Et puis, illumination céleste. Cinq notes tout au plus. Les premiers violons déposent ces pizzicati, ce petit thème qui jamais ne reviendra. Ces quelques sons qui vous clouent sur place, sortis d'ailleurs. La dimension de l'œuvre est là. Dans ces pizzicati se résume la symphonie entière. Aérienne et inhumaine. La composition dépasse le compositeur. Elle vit sans lui, maintenant. Les simples coups de crayons sur des portées deviennent des sentiments résonnant au plus profond de l'âme.

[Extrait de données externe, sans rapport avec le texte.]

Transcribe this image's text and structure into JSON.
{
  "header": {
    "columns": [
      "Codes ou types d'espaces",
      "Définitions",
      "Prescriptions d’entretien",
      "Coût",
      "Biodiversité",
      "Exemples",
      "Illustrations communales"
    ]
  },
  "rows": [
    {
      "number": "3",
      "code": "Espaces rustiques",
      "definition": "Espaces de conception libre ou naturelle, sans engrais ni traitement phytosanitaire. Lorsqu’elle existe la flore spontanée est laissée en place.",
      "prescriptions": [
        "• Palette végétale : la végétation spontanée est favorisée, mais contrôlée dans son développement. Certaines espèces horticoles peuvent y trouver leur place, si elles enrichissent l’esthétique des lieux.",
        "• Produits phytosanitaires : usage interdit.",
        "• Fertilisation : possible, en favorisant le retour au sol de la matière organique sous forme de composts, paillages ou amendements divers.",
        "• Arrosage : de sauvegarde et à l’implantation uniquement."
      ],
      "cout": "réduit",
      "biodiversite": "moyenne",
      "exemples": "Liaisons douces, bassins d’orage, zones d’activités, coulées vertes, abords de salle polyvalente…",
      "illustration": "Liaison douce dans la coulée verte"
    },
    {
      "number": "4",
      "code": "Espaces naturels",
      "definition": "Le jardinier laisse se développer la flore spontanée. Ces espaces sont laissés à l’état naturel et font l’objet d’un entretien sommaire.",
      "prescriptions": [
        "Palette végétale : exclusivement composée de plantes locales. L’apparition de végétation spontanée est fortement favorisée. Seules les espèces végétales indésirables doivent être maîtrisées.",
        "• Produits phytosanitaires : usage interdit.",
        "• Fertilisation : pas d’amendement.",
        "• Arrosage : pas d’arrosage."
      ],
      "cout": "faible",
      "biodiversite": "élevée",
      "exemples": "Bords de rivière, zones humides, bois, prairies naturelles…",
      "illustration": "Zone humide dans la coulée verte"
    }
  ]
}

Et quand le 4ème mouvement apparaît alors. Ce thème immortalisé par le "Mort à Venise" de Visconti. Les délicats traits de Bjørn Andresen dans la ville des canaux, de "L'invitation au Voyage" de Baudelaire, le sourire angélique et, derrière, cette langoureuse nappe de violons glace les plus renfermés des snobinards peuplant les salles de concert. Il est de tradition de ne pas applaudir entre les mouvements. Mais il est aussi de tradition, pour les vieux, de tousser les glaviots bloqués au plus profond de la gorge afin de passer le mouvement suivant léger. Et là, après ce quatrième mouvement hors du temps, un lourd silence pèse. Personne dans la salle n'ose bouger. Aucun son n'ose venir se battre contre le silence bouleversé de la salle entière. Le dernier mouvement commence alors. Histoire de rappeler que ce n'est, après tout, seulement de la musique. Et qu'il y a pas besoin d'en faire autant. Comme un pied-de-nez à tous ces détracteurs, qui ne se contentent que de siffler à la fin des représentations. Un "voyez-vous, je sais aussi faire du classique, vous aimez Wagner et Beethoven ? Admirez comme je sais en faire aussi.". Un 5e mouvement certes très classique, mais avec cette orchestration propre. Grandiloquent et au final essoufflant. Les deux ultimes notes explosent dans l'air.
Une heure dix, seulement ça. Une heure et dix minutes où le temps s'arrête. Plus rien n'existe, le monde alentour n'est plus. Le meilleur moyen de tout oublier, une des plus belles choses sur terre.